The solutions which we describe here could be implemented as default behaviours for the table. Should a party wish to establish representational communication, a gesture (corporeal, spoken, GUI-based, etc.) could be used to “clarify” the visual and auditory streams, replacing the low-res information with full-frequency audio and full-resolution video. In sync with our concerns in the social protocol aspect of the design, “opening of the table” should be designed to require a two-way handshake (the same way in which invitations to voice or video calls work in Skype). Alternately, each side could autonomously decide to clarify or obscure their streams independent of the status of the other side’s streams. The important point, we believe, is that in a perpetually-running communication system, the broadcasting or storage of data should require voluntary and intentional initialization.

4.3 Recording

Managing the storage and archiving of the recorded media presents multiple challenges on the technical and interaction levels, and on the level of administering the availability of the content. Recording long sessions and storing them on local hard drive has resulted with very large file sizes, and presented us with the danger of losing the entire content in case of a software crash during the recording process. We suggest an implementation that sets a maximum buffer length for recorded media, which splits long recording sessions across multiple files, thus preserving the content from any software-caused loss or damage, and allows for the implementation of a distributed archival system over multiple storage units. Future implementations will include a management console that allows users on each side to control the availability of their recorded content.
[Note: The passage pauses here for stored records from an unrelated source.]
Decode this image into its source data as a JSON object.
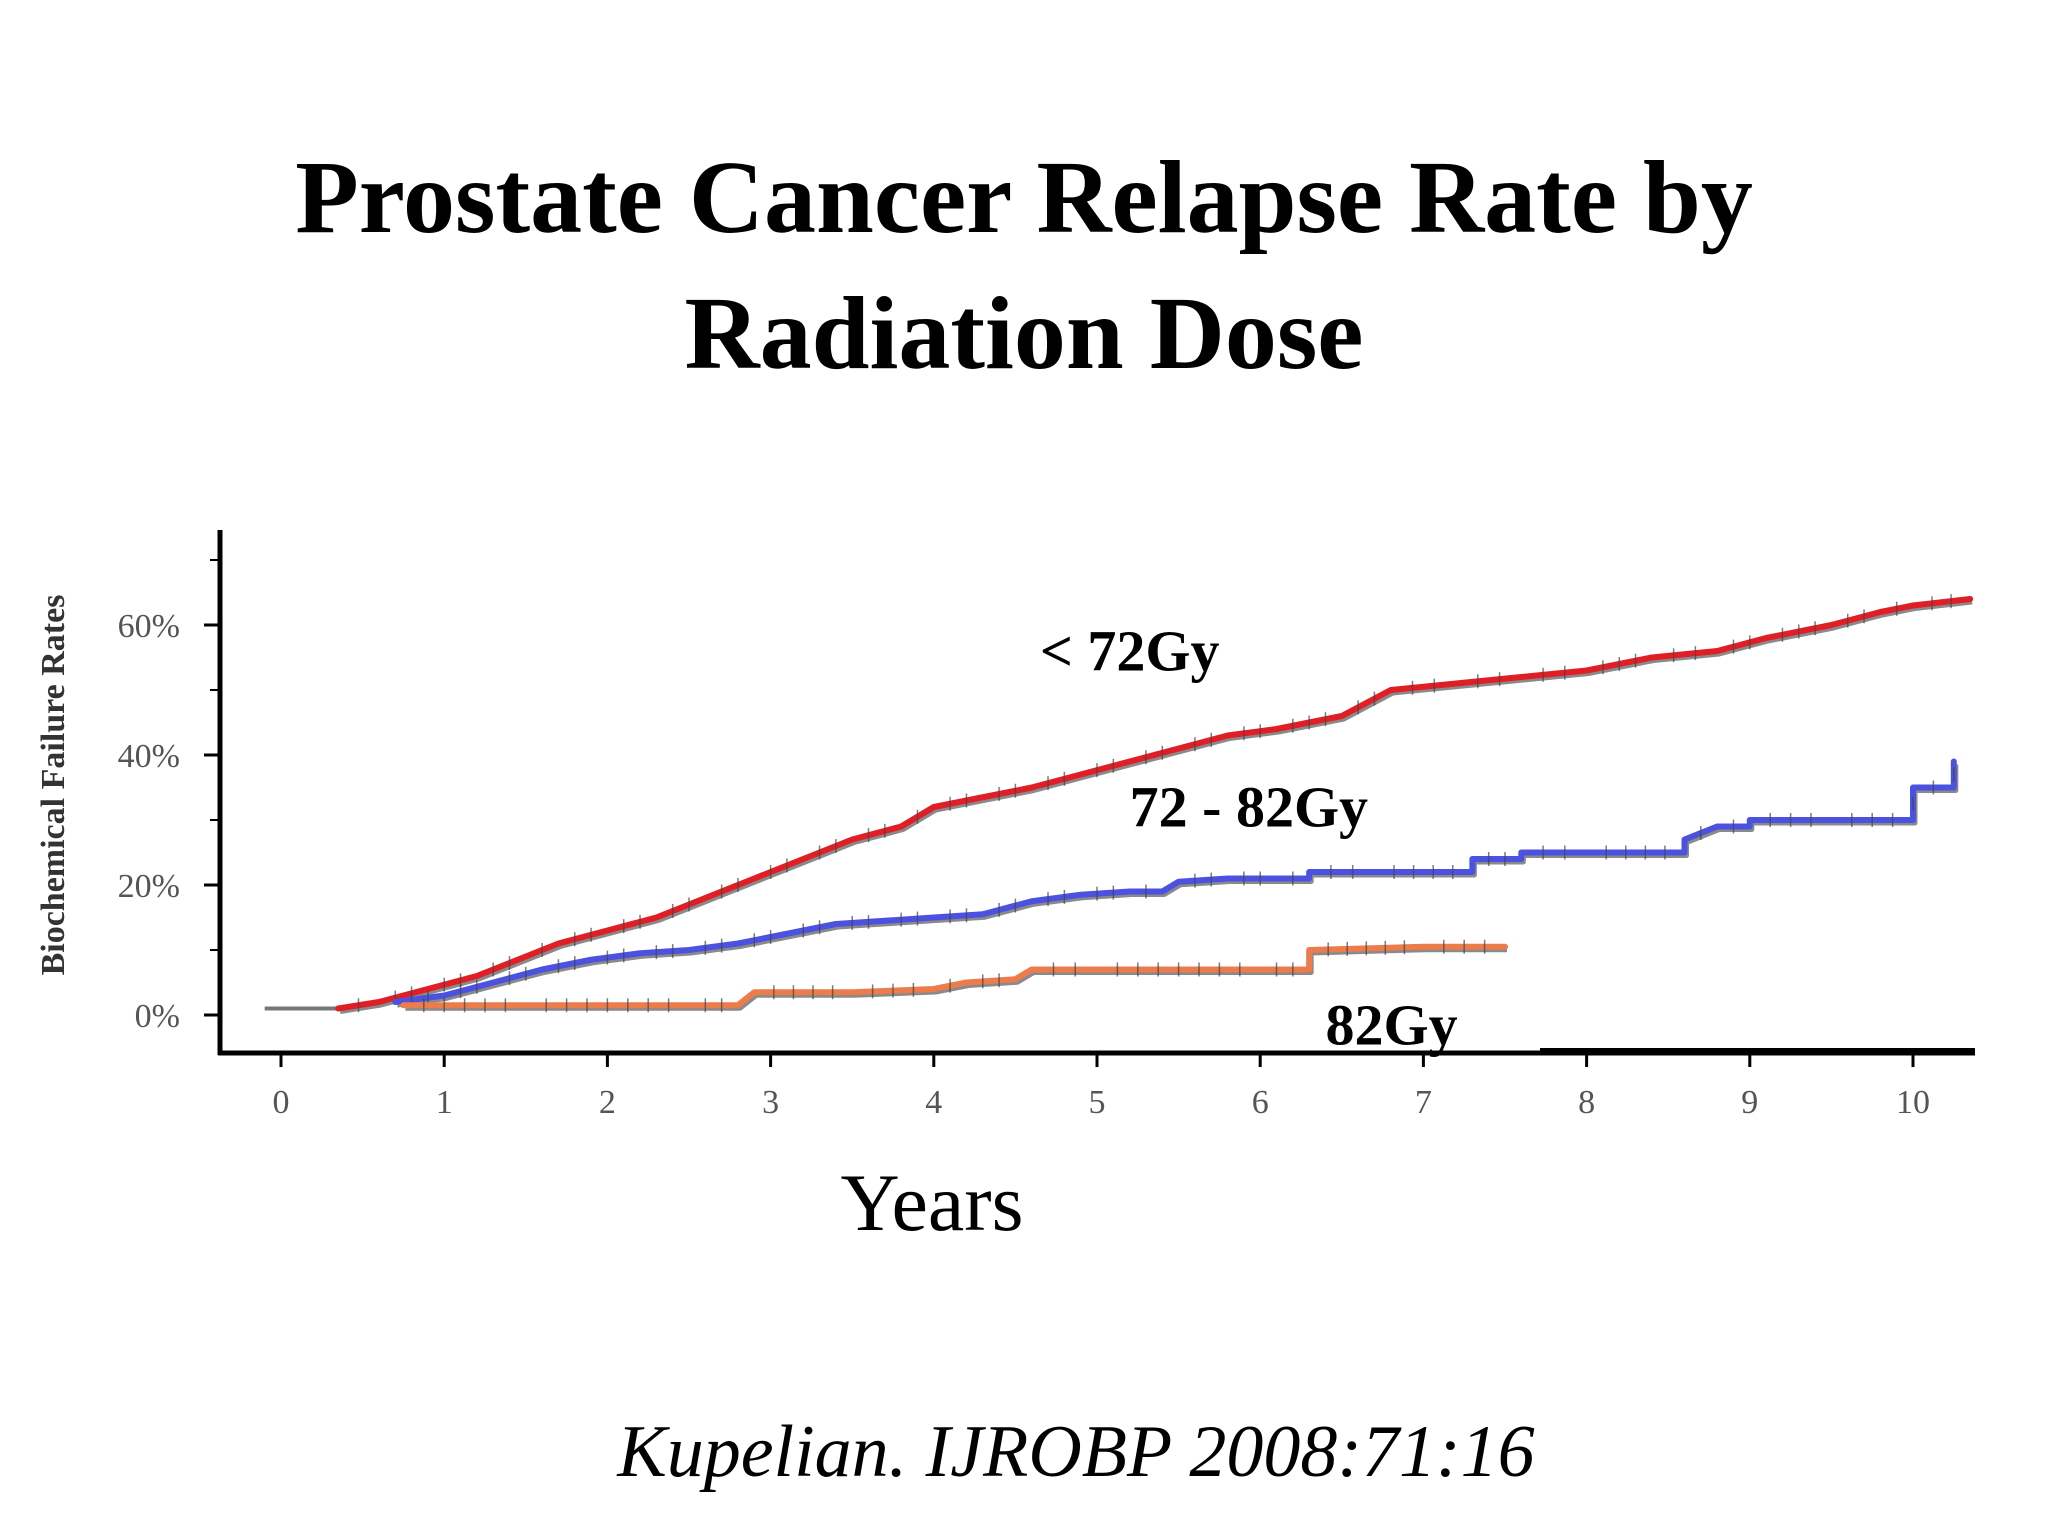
{
  "slide": {
    "title_line1": "Prostate Cancer Relapse Rate by",
    "title_line2": "Radiation Dose",
    "citation": "Kupelian. IJROBP 2008:71:16"
  },
  "chart_data": {
    "type": "line",
    "title": "Prostate Cancer Relapse Rate by Radiation Dose",
    "xlabel": "Years",
    "ylabel": "Biochemical Failure Rates",
    "xlim": [
      -0.45,
      10.8
    ],
    "ylim": [
      -7,
      74
    ],
    "x_ticks": [
      0,
      1,
      2,
      3,
      4,
      5,
      6,
      7,
      8,
      9,
      10
    ],
    "x_tick_labels": [
      "0",
      "1",
      "2",
      "3",
      "4",
      "5",
      "6",
      "7",
      "8",
      "9",
      "10"
    ],
    "y_ticks": [
      0,
      20,
      40,
      60
    ],
    "y_tick_labels": [
      "0%",
      "20%",
      "40%",
      "60%"
    ],
    "grid": false,
    "series": [
      {
        "name": "< 72Gy",
        "color": "#e01e25",
        "x": [
          0.35,
          0.6,
          0.9,
          1.2,
          1.5,
          1.7,
          2.0,
          2.3,
          2.6,
          2.9,
          3.2,
          3.5,
          3.8,
          4.0,
          4.3,
          4.6,
          4.9,
          5.2,
          5.5,
          5.8,
          6.1,
          6.5,
          6.8,
          7.2,
          7.6,
          8.0,
          8.4,
          8.8,
          9.1,
          9.5,
          9.8,
          10.0,
          10.35
        ],
        "y": [
          1,
          2,
          4,
          6,
          9,
          11,
          13,
          15,
          18,
          21,
          24,
          27,
          29,
          32,
          33.5,
          35,
          37,
          39,
          41,
          43,
          44,
          46,
          50,
          51,
          52,
          53,
          55,
          56,
          58,
          60,
          62,
          63,
          64
        ]
      },
      {
        "name": "72 - 82Gy",
        "color": "#4b52e0",
        "x": [
          0.7,
          1.0,
          1.3,
          1.6,
          1.9,
          2.2,
          2.5,
          2.8,
          3.1,
          3.4,
          3.7,
          4.0,
          4.3,
          4.6,
          4.9,
          5.2,
          5.4,
          5.5,
          5.8,
          6.1,
          6.3,
          6.3,
          6.7,
          7.3,
          7.3,
          7.6,
          7.6,
          8.0,
          8.6,
          8.6,
          8.8,
          9.0,
          9.0,
          9.5,
          10.0,
          10.0,
          10.25,
          10.25
        ],
        "y": [
          2,
          3,
          5,
          7,
          8.5,
          9.5,
          10,
          11,
          12.5,
          14,
          14.5,
          15,
          15.5,
          17.5,
          18.5,
          19,
          19,
          20.5,
          21,
          21,
          21,
          22,
          22,
          22,
          24,
          24,
          25,
          25,
          25,
          27,
          29,
          29,
          30,
          30,
          30,
          35,
          35,
          39
        ]
      },
      {
        "name": "82Gy",
        "color": "#ec7c4c",
        "x": [
          0.75,
          1.5,
          2.5,
          2.8,
          2.9,
          3.5,
          4.0,
          4.2,
          4.5,
          4.6,
          5.0,
          6.0,
          6.3,
          6.3,
          7.0,
          7.5
        ],
        "y": [
          1.5,
          1.5,
          1.5,
          1.5,
          3.5,
          3.5,
          4,
          5,
          5.5,
          7,
          7,
          7,
          7,
          10,
          10.5,
          10.5
        ]
      }
    ],
    "series_labels": [
      {
        "text": "< 72Gy",
        "x": 4.65,
        "y": 53
      },
      {
        "text": "72 - 82Gy",
        "x": 5.2,
        "y": 29
      },
      {
        "text": "82Gy",
        "x": 6.4,
        "y": -4.5
      }
    ]
  }
}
We suggest another poetic way for users to interact with the table’s video feed over time; objects left on the table for a certain period of time could “burn in” to the video feed, with their images persisting for a duration that corresponded exponentially to the duration of their physical presence on the table, with the option to dismiss the burn effect with gestural or timed expiry system. This effect could run in parallel to our above-described recording format, with the former being suitable for giving a sense of temporally-distorted presence and the latter being more suited to representational purposes (e.g. the archiving of seminars).

4.4 Time Differences

The time difference between Phoenix and Montreal has so far not been of major consequence, as it is easy enough to follow standard protocol for planning geographically-remote meetings and make the time difference explicit in scheduling. Larger time differences move work days more significantly out of sync; which presents a design challenge for developing combined live/recorded effects to most effectively suture these spaces. We are interested in further investigating the social protocols which emerge from this configuration. These will include preparing for the scenarios where one party would leading the other one in the conversation (e.g. Athens would be recording events that Phoenix would later view), and the case where the two parties would treat the system as a way to leave audiovisual messages for each other. Although we consider these circumstances relating to the genre of intentional, planned activity that the table has mostly been used for to date - the question of how time differences might affect the perception of occasional/casual activity around the table while it is perpetually running feels is another question we are interested in pursuing.

5 Conclusion

In this paper, we presented the results of experiments with a table-based video conferencing system. We began by outlining the technical specifications of this system. Our focus was to share our observations regarding the emergent social protocols of this system, such as turn-taking, interleaving recorded and live video materials, interactions in physical space, etiquette, and multiple simultaneous streams of communication. Finally, we propose future areas of development in this project, including changes to interfacing, considerations of privacy, and the more organic integration of playback materials.